Moreover, there’s a sinister fifth limitation related to rater-severity. Put simply, not everyone uses ratings or scoring systems in the same way — some people are harder or easier to please than others. Think back to your school report card and you will recall that, although working off the same grading system, certain teachers were lenient in their scoring while others were strict.

This type of respondent bias unfortunately also applies to consumer ratings like TripAdvisor reviews and NPS scores. Many marketers know this intuitively. For example, British consumers seem more difficult to please, so they give systematically lower (i.e., stricter) ratings on products or services. In contrast, American consumers are relatively easier to please, so they give systematically higher (i.e., more lenient) ratings on the same products or services. The net effect is that both consumer sets are using the same NPS scheme but in significantly different ways, thereby not producing a true apples-to-apples comparison.

This problem is extremely pervasive, according to Rense Lange, a Ph.D. statistician with the Polytechnic Institute of Management and Technology in Portugal and a published expert in psychometrics and quality control models. “Over 20 years of scientific research demonstrates that raters consistently differ in severity, even when using the same scale or review system.” So, how can organizations that rely on consumer ratings manage these severity biases so that their data-mining accurately guides business decisions?

Dr. Lange spoke to Aethos™ about two solutions. First, it is possible to change rater-severity with two to three days of structured training, but this is very difficult, time-consuming and totally infeasible for online reviews or NPS scores that depend on consumer interaction. Plus, there is the added complexity that when raters or reviews are trained to be meticulous and contemplative, they subsequently tend to start using the “safe” middle-rating categories. In other words, if you tell people they are “too easy” or “too hard” in their grading or reviewing, they will start avoiding their respective extremes by starting to use more “middle” categories. Consistent “middle-of-the-road” scores or ratings essentially dilute or hide the very positive or negative feedback that organizations need to know. So, it seems the Trickster strikes again.

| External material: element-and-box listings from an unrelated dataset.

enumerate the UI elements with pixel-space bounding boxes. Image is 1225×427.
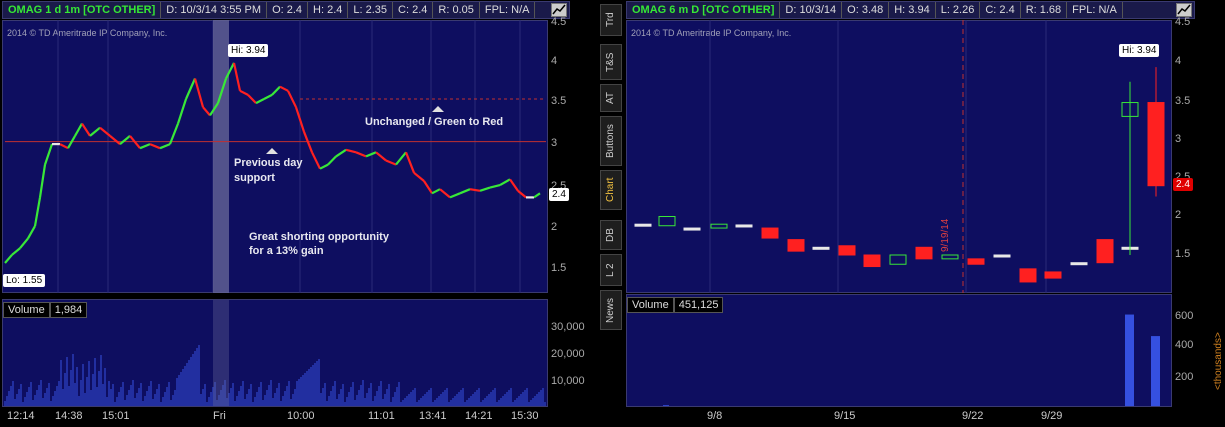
volume-tick: 400: [1175, 339, 1194, 351]
candle-body: [1070, 262, 1088, 266]
time-tick: 10:00: [287, 410, 315, 422]
volume-unit-label: <thousands>: [1213, 332, 1224, 390]
candle-body: [838, 245, 856, 256]
price-tick: 4: [1175, 55, 1182, 67]
last-price-bubble: 2.4: [1173, 178, 1193, 191]
right-volume-chart: [663, 314, 1160, 406]
date-tick: 9/22: [962, 410, 984, 422]
date-tick: 9/8: [707, 410, 723, 422]
time-tick: 15:01: [102, 410, 130, 422]
time-tick: 11:01: [368, 410, 395, 422]
price-tick: 2: [1175, 209, 1182, 221]
candle-body: [634, 223, 652, 227]
date-tick: 9/15: [834, 410, 856, 422]
candle-body: [761, 227, 779, 239]
candle-body: [1147, 102, 1165, 187]
time-tick: 14:38: [55, 410, 83, 422]
date-marker-label: 9/19/14: [940, 218, 951, 252]
candle-body: [735, 224, 753, 228]
candle-body: [658, 216, 676, 227]
candle-body: [967, 258, 985, 265]
candle-body: [863, 254, 881, 268]
volume-bar: [1151, 336, 1160, 406]
candle-body: [941, 254, 959, 260]
candle-body: [915, 246, 933, 260]
price-tick: 3.5: [1175, 95, 1191, 107]
time-tick: 15:30: [511, 410, 539, 422]
candle-body: [683, 227, 701, 231]
candle-body: [787, 239, 805, 252]
candle-body: [993, 254, 1011, 258]
volume-tick: 200: [1175, 371, 1194, 383]
time-tick: 14:21: [465, 410, 493, 422]
candle-body: [812, 246, 830, 250]
time-tick: Fri: [213, 410, 226, 422]
price-tick: 1.5: [1175, 248, 1191, 260]
candle-body: [1096, 239, 1114, 264]
date-tick: 9/29: [1041, 410, 1063, 422]
time-tick: 13:41: [419, 410, 447, 422]
candle-body: [1044, 271, 1062, 279]
volume-bar: [663, 405, 669, 406]
right-price-chart: [634, 20, 1165, 293]
time-tick: 12:14: [7, 410, 35, 422]
volume-bar: [1125, 314, 1134, 406]
candle-body: [710, 223, 728, 229]
price-tick: 3: [1175, 133, 1182, 145]
high-price-bubble: Hi: 3.94: [1119, 44, 1160, 57]
candle-body: [889, 254, 907, 265]
volume-tick: 600: [1175, 310, 1194, 322]
candle-body: [1019, 268, 1037, 283]
price-tick: 4.5: [1175, 16, 1191, 28]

There is a second and more technologically grounded solution, however, that levels or equates rating across different reviewers with different severity biases. And, as Dr. Lange noted, it has been proven effective in courtroom settings with judges’ attitudes toward leniency in rulings, with HR and manager performance appraisal reviews, and even consumer product reviews on It is an advanced statistical analysis known as the “multi-facet Rasch scaling” (MFRS) methods, which can be performed by qualified operators using the FACETS computer software by Michael Linacre.

The mathematics are too technically complex to explain here, but companies that care about accurate insights from data-mining–especially using information derived from customer ratings and reviews–are strongly encouraged to confront the Trickster in market metrics by never taking raw numbers like NPS scores at face value. The best practice is to leverage the power and accessibility of leading-edge software and statistical analyses to understand this type of data with nuance and intelligence. Most organizations do not even know the problem exists, and those that do likely will not take the time to actually fix it with MFRS. Those that do, however, will find they have a far greater handle on their data and, by avoiding the Trickster, are ultimately able to make better decisions. For those companies, the value of data will go up even further.